Wednesday, July 6, 2011

Twist and shout

I twisted Rubik's World to an inclusive standstill, but I had the last laugh. 

Sort of.

For those unfamiliar with things Rubik, the "world" is a sphere composed of 8 pieces. It's like a 2 by 2 cube, but spherical.

I insouciantly tore the wrapper off and started to fiddle around. It didn't look that complicated.

What followed was hour upon hour of spinning the pieces, matching South America to North America, trying to get Australia in the right place, and so on. With Africa and South America in the correct spots, half of Asia was somewhere in the Pacific.

Then I managed to get most of it right, realizing that either the eastern or western hemisphere was upside down.  If I keep moving things around, I reasoned, sooner or latter I will blunder into a solution.
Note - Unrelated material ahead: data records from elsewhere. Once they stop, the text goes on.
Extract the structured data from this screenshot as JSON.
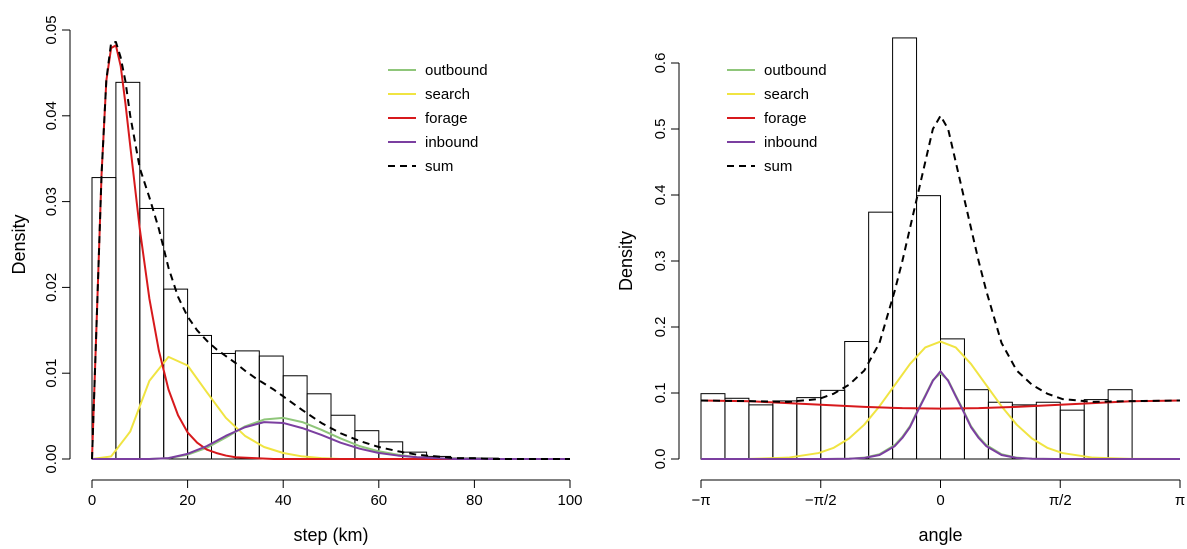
{
  "chart_data": [
    {
      "type": "histogram",
      "xlabel": "step (km)",
      "ylabel": "Density",
      "xlim": [
        0,
        100
      ],
      "ylim": [
        0,
        0.05
      ],
      "xticks": [
        0,
        20,
        40,
        60,
        80,
        100
      ],
      "xtick_labels": [
        "0",
        "20",
        "40",
        "60",
        "80",
        "100"
      ],
      "yticks": [
        0.0,
        0.01,
        0.02,
        0.03,
        0.04,
        0.05
      ],
      "ytick_labels": [
        "0.00",
        "0.01",
        "0.02",
        "0.03",
        "0.04",
        "0.05"
      ],
      "legend": "top-right",
      "histogram": {
        "bin_edges": [
          0,
          5,
          10,
          15,
          20,
          25,
          30,
          35,
          40,
          45,
          50,
          55,
          60,
          65,
          70,
          75,
          80,
          85,
          90,
          95,
          100
        ],
        "densities": [
          0.0328,
          0.0439,
          0.0292,
          0.0198,
          0.0144,
          0.0123,
          0.0126,
          0.012,
          0.0097,
          0.0076,
          0.0051,
          0.0033,
          0.002,
          0.0008,
          0.0003,
          0.0001,
          0.0001,
          0.0,
          0.0,
          0.0
        ]
      },
      "series": [
        {
          "name": "outbound",
          "color": "#8fc67a",
          "x": [
            0,
            4,
            8,
            12,
            16,
            20,
            24,
            28,
            32,
            36,
            40,
            44,
            48,
            52,
            56,
            60,
            64,
            68,
            72,
            76,
            80,
            84,
            88,
            92,
            96,
            100
          ],
          "y": [
            0,
            0,
            0,
            0,
            0.0001,
            0.0005,
            0.0013,
            0.0025,
            0.0038,
            0.0046,
            0.0048,
            0.0043,
            0.0034,
            0.0024,
            0.0015,
            0.0009,
            0.0005,
            0.0002,
            0.0001,
            0,
            0,
            0,
            0,
            0,
            0,
            0
          ]
        },
        {
          "name": "search",
          "color": "#f0e442",
          "x": [
            0,
            4,
            8,
            12,
            16,
            20,
            24,
            28,
            32,
            36,
            40,
            44,
            48,
            52,
            56,
            60,
            64,
            68,
            72,
            76,
            80,
            84,
            88,
            92,
            96,
            100
          ],
          "y": [
            0,
            0.0003,
            0.0032,
            0.0091,
            0.0119,
            0.0109,
            0.0078,
            0.0048,
            0.0027,
            0.0014,
            0.0007,
            0.0003,
            0.0001,
            0,
            0,
            0,
            0,
            0,
            0,
            0,
            0,
            0,
            0,
            0,
            0,
            0
          ]
        },
        {
          "name": "forage",
          "color": "#d7191c",
          "x": [
            0,
            1,
            2,
            3,
            4,
            5,
            6,
            7,
            8,
            10,
            12,
            14,
            16,
            18,
            20,
            22,
            24,
            26,
            28,
            30,
            34,
            38,
            42,
            46,
            50,
            54,
            58,
            62,
            66,
            70,
            74,
            78,
            82,
            86,
            90,
            94,
            98,
            100
          ],
          "y": [
            0,
            0.0165,
            0.0332,
            0.0441,
            0.0479,
            0.0482,
            0.0458,
            0.0414,
            0.0365,
            0.0268,
            0.0187,
            0.0126,
            0.0081,
            0.0051,
            0.0031,
            0.0019,
            0.0011,
            0.0007,
            0.0004,
            0.0002,
            0.0001,
            0,
            0,
            0,
            0,
            0,
            0,
            0,
            0,
            0,
            0,
            0,
            0,
            0,
            0,
            0,
            0,
            0
          ]
        },
        {
          "name": "inbound",
          "color": "#7b3fa0",
          "x": [
            0,
            4,
            8,
            12,
            16,
            20,
            24,
            28,
            32,
            36,
            40,
            44,
            48,
            52,
            56,
            60,
            64,
            68,
            72,
            76,
            80,
            84,
            88,
            92,
            96,
            100
          ],
          "y": [
            0,
            0,
            0,
            0,
            0.0001,
            0.0006,
            0.0015,
            0.0027,
            0.0037,
            0.0043,
            0.0042,
            0.0036,
            0.0028,
            0.0019,
            0.0012,
            0.0007,
            0.0004,
            0.0002,
            0.0001,
            0,
            0,
            0,
            0,
            0,
            0,
            0
          ]
        },
        {
          "name": "sum",
          "color": "#000000",
          "dashed": true,
          "x": [
            0,
            1,
            2,
            3,
            4,
            5,
            6,
            7,
            8,
            10,
            12,
            14,
            16,
            18,
            20,
            22,
            24,
            26,
            28,
            30,
            32,
            34,
            36,
            38,
            40,
            44,
            48,
            52,
            56,
            60,
            64,
            68,
            72,
            76,
            80,
            84,
            88,
            92,
            96,
            100
          ],
          "y": [
            0,
            0.0165,
            0.0332,
            0.0442,
            0.0485,
            0.0486,
            0.0468,
            0.044,
            0.04,
            0.0339,
            0.0305,
            0.0268,
            0.0223,
            0.0189,
            0.0166,
            0.015,
            0.0138,
            0.0128,
            0.012,
            0.0112,
            0.0103,
            0.0095,
            0.0088,
            0.0081,
            0.0073,
            0.0057,
            0.0042,
            0.003,
            0.0021,
            0.0014,
            0.0009,
            0.0005,
            0.0003,
            0.0001,
            0.0001,
            0,
            0,
            0,
            0,
            0
          ]
        }
      ]
    },
    {
      "type": "histogram",
      "xlabel": "angle",
      "ylabel": "Density",
      "xlim": [
        -3.14159,
        3.14159
      ],
      "ylim": [
        0,
        0.65
      ],
      "xticks": [
        -3.14159,
        -1.5708,
        0,
        1.5708,
        3.14159
      ],
      "xtick_labels": [
        "−π",
        "−π/2",
        "0",
        "π/2",
        "π"
      ],
      "yticks": [
        0.0,
        0.1,
        0.2,
        0.3,
        0.4,
        0.5,
        0.6
      ],
      "ytick_labels": [
        "0.0",
        "0.1",
        "0.2",
        "0.3",
        "0.4",
        "0.5",
        "0.6"
      ],
      "legend": "top-left",
      "histogram": {
        "bin_edges": [
          -3.14159,
          -2.82743,
          -2.51327,
          -2.19911,
          -1.88496,
          -1.5708,
          -1.25664,
          -0.94248,
          -0.62832,
          -0.31416,
          0,
          0.31416,
          0.62832,
          0.94248,
          1.25664,
          1.5708,
          1.88496,
          2.19911,
          2.51327,
          2.82743,
          3.14159
        ],
        "densities": [
          0.099,
          0.092,
          0.082,
          0.088,
          0.093,
          0.104,
          0.178,
          0.374,
          0.638,
          0.399,
          0.182,
          0.105,
          0.086,
          0.082,
          0.086,
          0.074,
          0.09,
          0.105,
          0,
          0
        ]
      },
      "series": [
        {
          "name": "outbound",
          "color": "#8fc67a",
          "x": [
            -3.1416,
            -2.5,
            -2.0,
            -1.5,
            -1.2,
            -1.0,
            -0.8,
            -0.6,
            -0.5,
            -0.4,
            -0.3,
            -0.2,
            -0.1,
            0,
            0.1,
            0.2,
            0.3,
            0.4,
            0.5,
            0.6,
            0.8,
            1.0,
            1.2,
            1.5,
            2.0,
            2.5,
            3.1416
          ],
          "y": [
            0,
            0,
            0,
            0,
            0.0004,
            0.002,
            0.0072,
            0.0212,
            0.0336,
            0.0498,
            0.0737,
            0.0963,
            0.1195,
            0.13,
            0.1195,
            0.0963,
            0.0737,
            0.0498,
            0.0336,
            0.0212,
            0.0072,
            0.002,
            0.0004,
            0,
            0,
            0,
            0
          ]
        },
        {
          "name": "search",
          "color": "#f0e442",
          "x": [
            -3.1416,
            -2.5,
            -2.0,
            -1.6,
            -1.4,
            -1.2,
            -1.0,
            -0.8,
            -0.6,
            -0.4,
            -0.2,
            0,
            0.2,
            0.4,
            0.6,
            0.8,
            1.0,
            1.2,
            1.4,
            1.6,
            2.0,
            2.5,
            3.1416
          ],
          "y": [
            0,
            0.0002,
            0.002,
            0.009,
            0.017,
            0.031,
            0.052,
            0.08,
            0.112,
            0.144,
            0.169,
            0.178,
            0.169,
            0.144,
            0.112,
            0.08,
            0.052,
            0.031,
            0.017,
            0.009,
            0.002,
            0.0002,
            0
          ]
        },
        {
          "name": "forage",
          "color": "#d7191c",
          "x": [
            -3.1416,
            -2.5,
            -2.0,
            -1.5,
            -1.0,
            -0.5,
            0,
            0.5,
            1.0,
            1.5,
            2.0,
            2.5,
            3.1416
          ],
          "y": [
            0.0886,
            0.0875,
            0.0846,
            0.0818,
            0.079,
            0.077,
            0.0764,
            0.077,
            0.079,
            0.0818,
            0.0846,
            0.0875,
            0.0886
          ]
        },
        {
          "name": "inbound",
          "color": "#7b3fa0",
          "x": [
            -3.1416,
            -2.5,
            -2.0,
            -1.5,
            -1.2,
            -1.0,
            -0.8,
            -0.6,
            -0.5,
            -0.4,
            -0.3,
            -0.2,
            -0.1,
            0,
            0.1,
            0.2,
            0.3,
            0.4,
            0.5,
            0.6,
            0.8,
            1.0,
            1.2,
            1.5,
            2.0,
            2.5,
            3.1416
          ],
          "y": [
            0,
            0,
            0,
            0,
            0.0003,
            0.0015,
            0.006,
            0.0195,
            0.032,
            0.0483,
            0.0723,
            0.095,
            0.1185,
            0.133,
            0.1185,
            0.095,
            0.0723,
            0.0483,
            0.032,
            0.0195,
            0.006,
            0.0015,
            0.0003,
            0,
            0,
            0,
            0
          ]
        },
        {
          "name": "sum",
          "color": "#000000",
          "dashed": true,
          "x": [
            -3.1416,
            -2.5,
            -2.0,
            -1.6,
            -1.4,
            -1.2,
            -1.0,
            -0.8,
            -0.6,
            -0.5,
            -0.4,
            -0.3,
            -0.2,
            -0.1,
            0,
            0.1,
            0.2,
            0.3,
            0.4,
            0.5,
            0.6,
            0.8,
            1.0,
            1.2,
            1.4,
            1.6,
            2.0,
            2.5,
            3.1416
          ],
          "y": [
            0.0886,
            0.0877,
            0.0866,
            0.0908,
            0.099,
            0.1125,
            0.134,
            0.176,
            0.255,
            0.3,
            0.35,
            0.4,
            0.45,
            0.5,
            0.52,
            0.5,
            0.45,
            0.4,
            0.35,
            0.3,
            0.255,
            0.176,
            0.134,
            0.1125,
            0.099,
            0.0908,
            0.0866,
            0.0877,
            0.0886
          ]
        }
      ]
    }
  ]
}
Then I realized that that strategy is useless. 

Yes, there is an algorithm that sorts everything out, but  the knowledgeable people on You Tube either covered the puzzle with their hands, or were vague. Among the more confusing aspects of the explanations is that regardless of how the puzzle is held, the top is called the top, the left called the left, and so on.

Consequently, one second you're looking at the top, and the next you're looking at the top, which is now a side. Some day the Khan Academy will post understandable instructions on Rubik puzzles.  Meanwhile, more clockwise, up, clockwise down, left, left. etc. 

Eventually I'd had enough and proceeded to take the thing apart so I could reconfigure it in the correct position and put it away.  This is the real puzzle, I thought, as a bunch of black plastic pieces fell out. I must admit shamefully that after I got all but two of the pieces back inside, I glued the whole thing together. 

Now it is forever (relatively speaking) solved.

Are there people who enjoy puzzles? Who actually like the bewilderment and repeated false steps? Doesn't seem likely. Trying to fit the World back together was far more enjoyable than the puzzle itself. 

Part of the problem with Rubik puzzles is that they are abstract. The sole purpose is to figure out how to manipulate the thing. Everyday puzzles are more rewarding. You may think about how to fabricate a bird house, or a shelf, or some other minor wooden project. 

Consider doing this, or that. Maybe Plexiglas is the best bet.  Perhaps cut this piece at an angle, or put the frame on the outside, or build the thing out of cardboard boxes. 

At the end, you have something to show for your trouble.  If it's junk you can rip it apart and do over.

Rubik-wise, the reward seems to be the knowledge of how to solve the puzzle. People compete to see who can rearrange the cubes fastest. No one in his right mind fiddles with a Rubik's cube or world for 20 minutes a day, before taking a walk, or after breakfast. 

Having an unsolved Rubik sitting around is practically intolerable. Chess puzzles are similar. They are made to solve, not ponder. 

One conclusion has become clear: I am not a Rubik's kind of person: too many screwdrivers and types of glue.

Friday, July 1, 2011

The measure of a bridge

Measure twice, cut once, woodworkers say.

Accurate and precise measurement are the keys to 90-degree square corners, even legs, and generally, pieces fitting together properly. On a small project it's usually possible to correct errors  by cutting, planing, sanding, gluing, or using wood putty.

Now imagine you are building an enormous bridge, highways, and on and off ramps over New Haven Harbor to replace the old bridge.

The materials are way too big to measure with a tape. Can a steel fabricator guarantee that a 50-foot girder will be within 0.001 inch of the blueprint girder?  When construction workers pour concrete into stories-high wooden molds,  how are they able to make the finished product exactly the right size? Also, all of the angles have to be correct, because the bridge and associated sky ways are curved.

Who is out there with a yard stick making sure the project is built according to specifications? A cursory inspection does not reveal anyone with prospecting tools, and you do not see the workers looking at plans. Maybe this all takes place in a trailer somewhere.

Still, who determines the correct height of the mold and how is this applied in practice? How do they make the towers plumb?

Sure, there are project engineers, bridge engineers, and all of those people. You ever see them measuring anything?
Maybe they are doing the equivalent of drawing out a tape measure and marking a spot, but using unrecognizable equipment. Infrared or laser beams? Global positioning systems? 
But even if an engineer can determine that a particular support needs to be 35 feet, six and half inches tall, how do the workers possibly fabricate something that big and with such precision?

It's not easy to make six two-by-fours all exactly eight feet long, for example. However, in theory, the job is straight forward. What theory do builders use when six pieces of concrete have to be exactly 50 feet long?

Maybe all highway support columns and other construction elements are a standard size, and so all of the fabrication equipment is automatically gauged properly.  That does not seem plausible. 
Or maybe the crews just eyeball the whole thing and modify as they go. That doesn't seem plausible  either.

Same holds true for skyscrapers, dams, stadiums,  oil tankers, and all enormous man-made things.

Suppose 100 men and women are working at a site, and each one is accurate down to a hundredth of an inch. At the end, won't whatever they're building be off by at least an inch?